What was the first flower grown on the ISS?

NASA astronaut Scott Kelly aboard the habitable artificial satellite: International Space Station and posted a close-up of an orange zinnia flower, the first ever grown in space. The space station has its own plant growth facility where the astronauts have been growing plants of their own.

Pettit’s sunflower, with its bright yellow petals (before they wilted), was the first flower grown aboard the International Space Station. It was not however, the first flower grown in space.

Prior to the space station, NASA’s space shuttle missions were just too short to grow flowers from seeds, but in the 1990s, cosmonauts grew dwarf wheat stalks through their full lifecycle — including flowering — on Russia’s space station Mir. Before that, Soviet cosmonauts attempted to use a small greenhouse to cultivate orchids on the Salyut 6 station, but only those plants that were already budding when they were delivered to the outpost ever did bloom.

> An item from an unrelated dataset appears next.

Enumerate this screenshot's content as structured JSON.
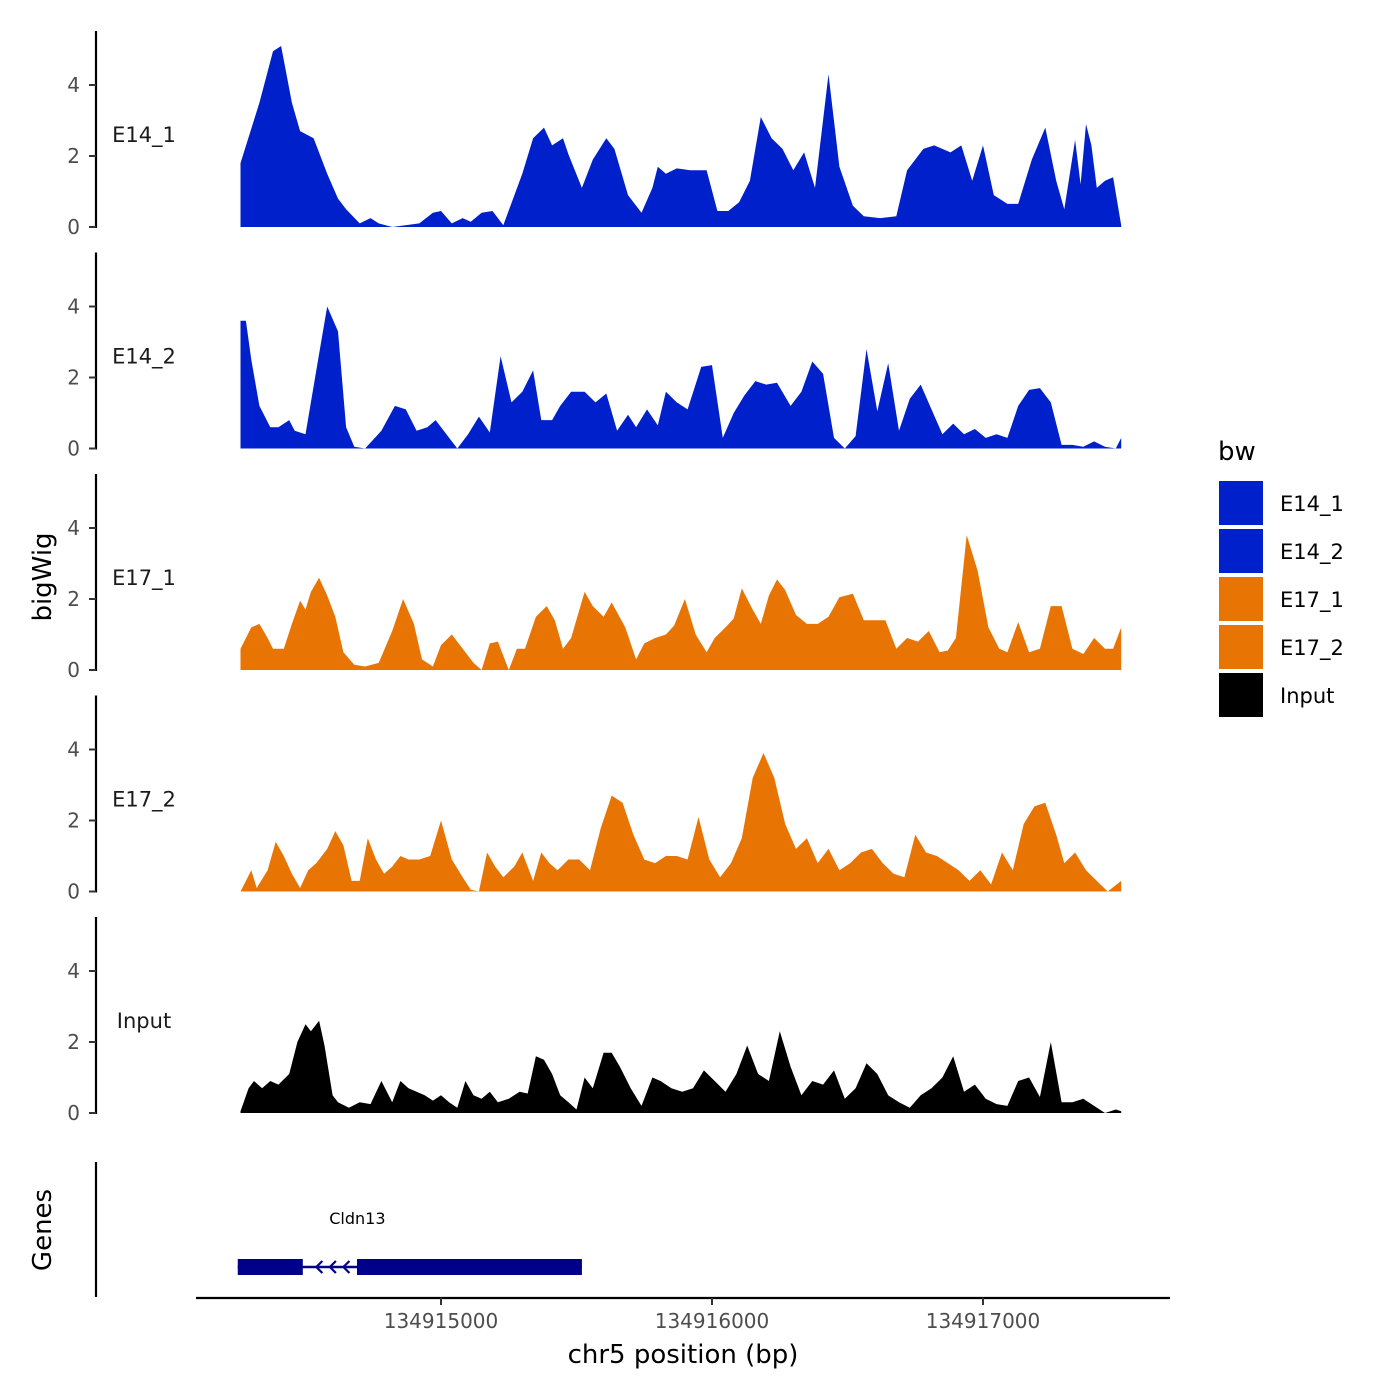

Surprisingly enough, the Guinness Book of World Records includes an entry for the “first species of plant to flower in space.”

In 1966, the Soviet biosciences space probe Cosmos 110 launched with two dogs (named Veterok and Ugolyok) and several species of plants on a 22-day uncrewed mission.

“Seeds had been moisturized on entry to orbit… but haricot beans germinated poorly,” authors Brian Harvey and Olga Zakutnyaya described in their 2011 book, “Russian Space Probes: Scientific Discoveries and Future Missions” (2011, Springer). “Those that did grow developed sooner, faster and flowered twice more than controls.”